## Introduction

Knight was randomly put on chessboard. How could knight visit each square of the board only once? Knight tour is a mathematical problem. Warnsdorff found a solution to it in 1823. A Wikipedia article explains algorithm in details Warnsdorff's rule for Knight's tour.

## Background

- Based on Warnsdorff's rule, knight must move to the square with the least future possible moves. The rule is heuristic.
- Knight can move like letter "L". When knight is placed in the center of chessboard
**e4**it can make 8 possible moves (2-9). These moves are:- 2. g5
- 3. g3
- 4. f2
- 5. d2
- 6. c3
- 7. c5
- 8. d6
- 9. f6

When knight is put in the corner, for example

**a1**, it has only 2 available moves. When program calculates all possible moves for the given square, it chooses the square with minimum moves. Then it goes recursively until board is completely covered with knight's moves. One of my fellow programmers found that some initial knight positions confused the program. During debugging, I noticed in some cases when knight has 2 squares with the same number of minimum moves. Here's a failed solution where not all squares covered.Solution to this issue could be done by temporary choosing a square and calculating a number of possible moves one level deeper. Recursive method "

`GetSolution`

" applies Warnsdorff's rule. Each move/square is marked from global counter. 1 is starting position. - Here's the logic on how to automate/calculate knight's moves from one square.
It can be an equation. All moves from 2 to 9 belong to a circle with a center in 1, current knight position. Circle equation is x

^{2}+ y^{2}= R^{2}. As we know that each knight move was described letter "L" as well so that delta coordinates for move 2 are (2,1). Let's put move 2 into circle equation 2^{2}+1^{2}=5. In other words, radius equals to square root of 5. x-axis values are -2, -1, 1, and 2 so it is easy to calculate y values. Code shows how to do this.//x values and radius of circle give y value from formula y^2=R^2-x^2 var arrayX = [-2, -1, 1, 2]; var circleRadiusSquared = 5; var yOnCircle, xOnCircle, dY; for (var k = 0; k < arrayX.length; k++) { xOnCircle = x + arrayX[k]; dY = Math.sqrt(circleRadiusSquared - Math.pow(arrayX[k], 2)); //+- for (var m = 1; m < 3; m++) { yOnCircle = y + Math.pow(-1, m) * dY; //check for out of the board horizontal position //check for out of the board vertical position //check whether square visited before //do other logic here. } }

## Using the Code

Each HTML button represents chessboard square. Person selects cell where knight will start then clicks "Find Solution" button. All moves are represented in chess algebraic notation may be copied. "Clear the chess board" resets everything to initial state.

## Points of Interest

Long, long time ago, my high school physics teacher proposed to use theory of degrees of freedom of ideal gas (see Wikipedia) To make a long story short, the result was the same as Warnsdorff's rule. Physic's model missed heuristic aspect of Warnsdorff's rule. Occam razor states that one should proceed to simpler theories until simplicity can be traded for greater explanatory power. So I chose simple Warnforff's rule over complex ideal gas model.

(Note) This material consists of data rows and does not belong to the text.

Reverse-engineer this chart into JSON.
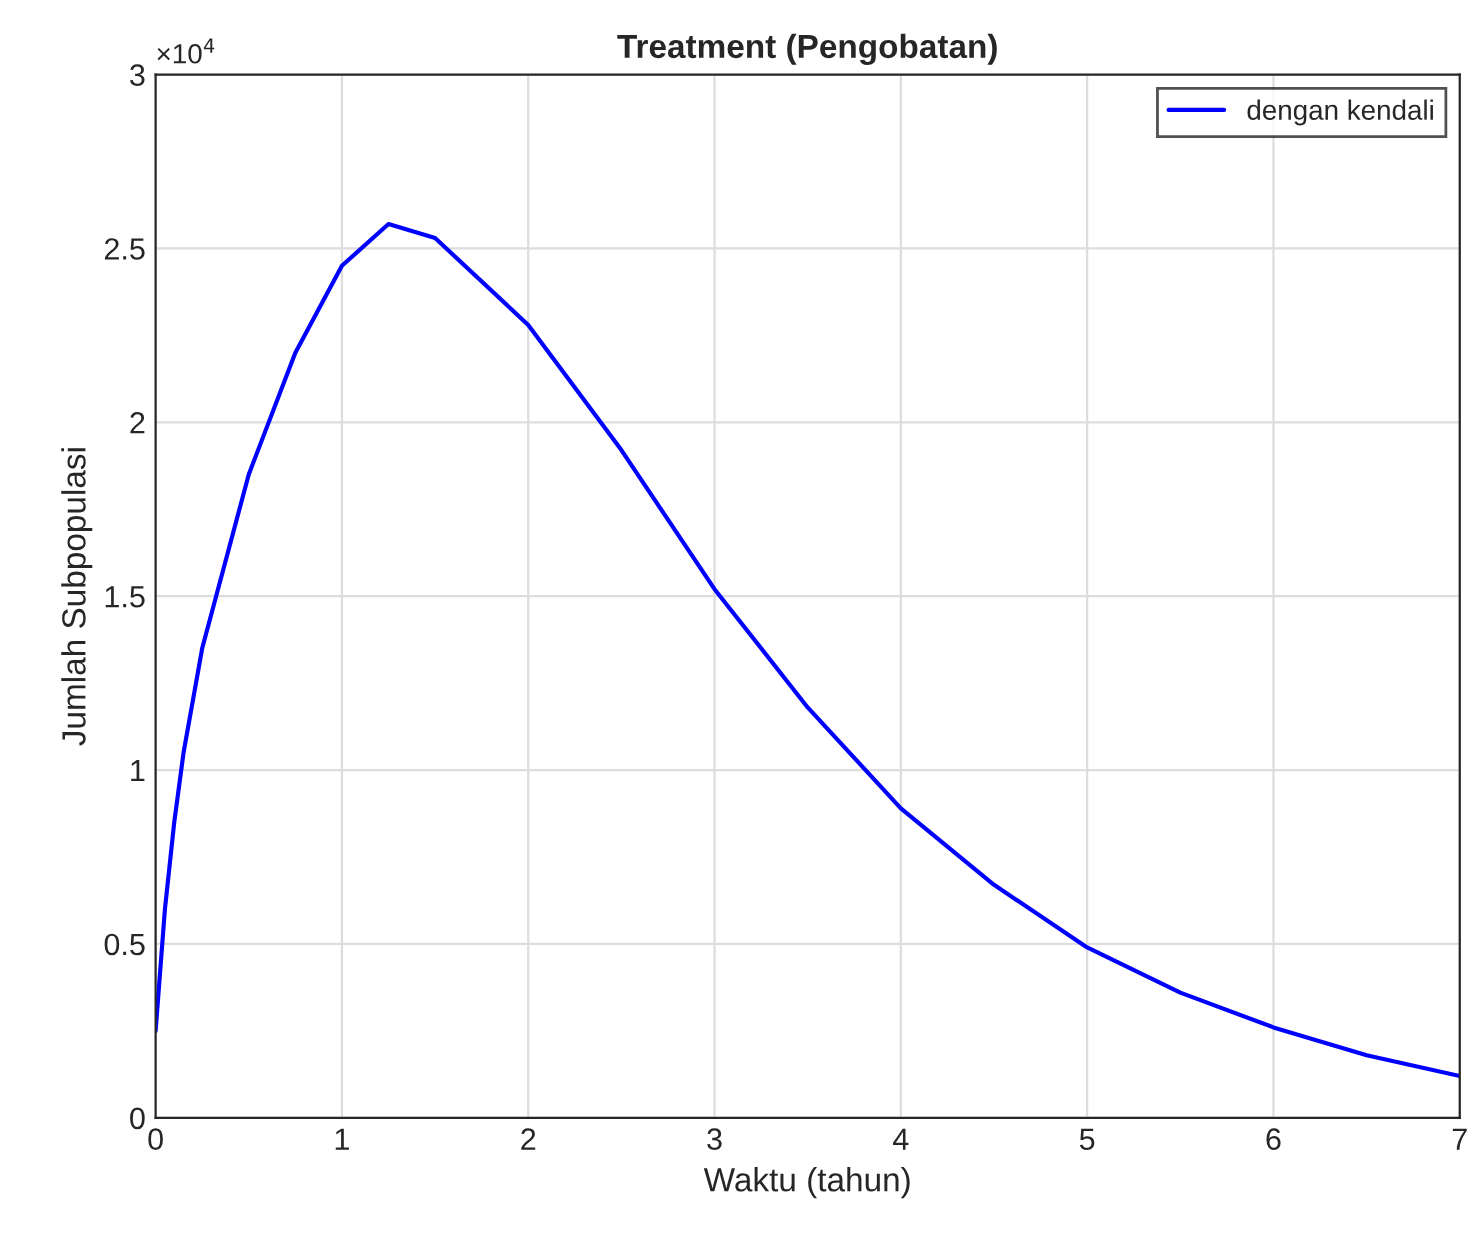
{
  "chart_data": {
    "type": "line",
    "title": "Treatment (Pengobatan)",
    "xlabel": "Waktu (tahun)",
    "ylabel": "Jumlah Subpopulasi",
    "annotations": [
      "×10$^{4}$"
    ],
    "x": [
      0,
      0.05,
      0.1,
      0.15,
      0.25,
      0.5,
      0.75,
      1.0,
      1.25,
      1.5,
      2.0,
      2.5,
      3.0,
      3.5,
      4.0,
      4.5,
      5.0,
      5.5,
      6.0,
      6.5,
      7.0
    ],
    "series": [
      {
        "name": "dengan kendali",
        "color": "#0000ff",
        "values": [
          0.25,
          0.6,
          0.85,
          1.05,
          1.35,
          1.85,
          2.2,
          2.45,
          2.57,
          2.53,
          2.28,
          1.92,
          1.52,
          1.18,
          0.89,
          0.67,
          0.49,
          0.36,
          0.26,
          0.18,
          0.12
        ]
      }
    ],
    "xlim": [
      0,
      7
    ],
    "xticks": [
      0,
      1,
      2,
      3,
      4,
      5,
      6,
      7
    ],
    "ylim": [
      0,
      3
    ],
    "yticks": [
      0,
      0.5,
      1,
      1.5,
      2,
      2.5,
      3
    ],
    "grid": true,
    "legend": "top right",
    "marker": "none",
    "line_style": "solid"
  }
}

History of this JavaScript program starts when "The page is best viewed in Internet Explorer 4" T-shirts were very popular. I mentioned earlier that fellow found that the program sometimes failed. So I added Object Oriented JavaScript to fix the issue. At last, I appended chess algebraic notation box and automated knight moves by using circle formula. These updates were done just before publishing in CodeProject. It was fun to debug in new browsers. Initial debugging was done with message boxes in era of Internet Explorer and Netscape competition. It works in Internet Explorer, Firefox and Chrome. It is possible to transform the implementation to interactive game, to change board size, or to put predefined obstacles/other chess pieces on the board.

### Update on April 14, 2017

I find the article at MathWorld that discusses graph-based approach to Knight's tour. Knight Graph is an interesting read. It mentions Warnsdorff algorithm and backtracking algorithms.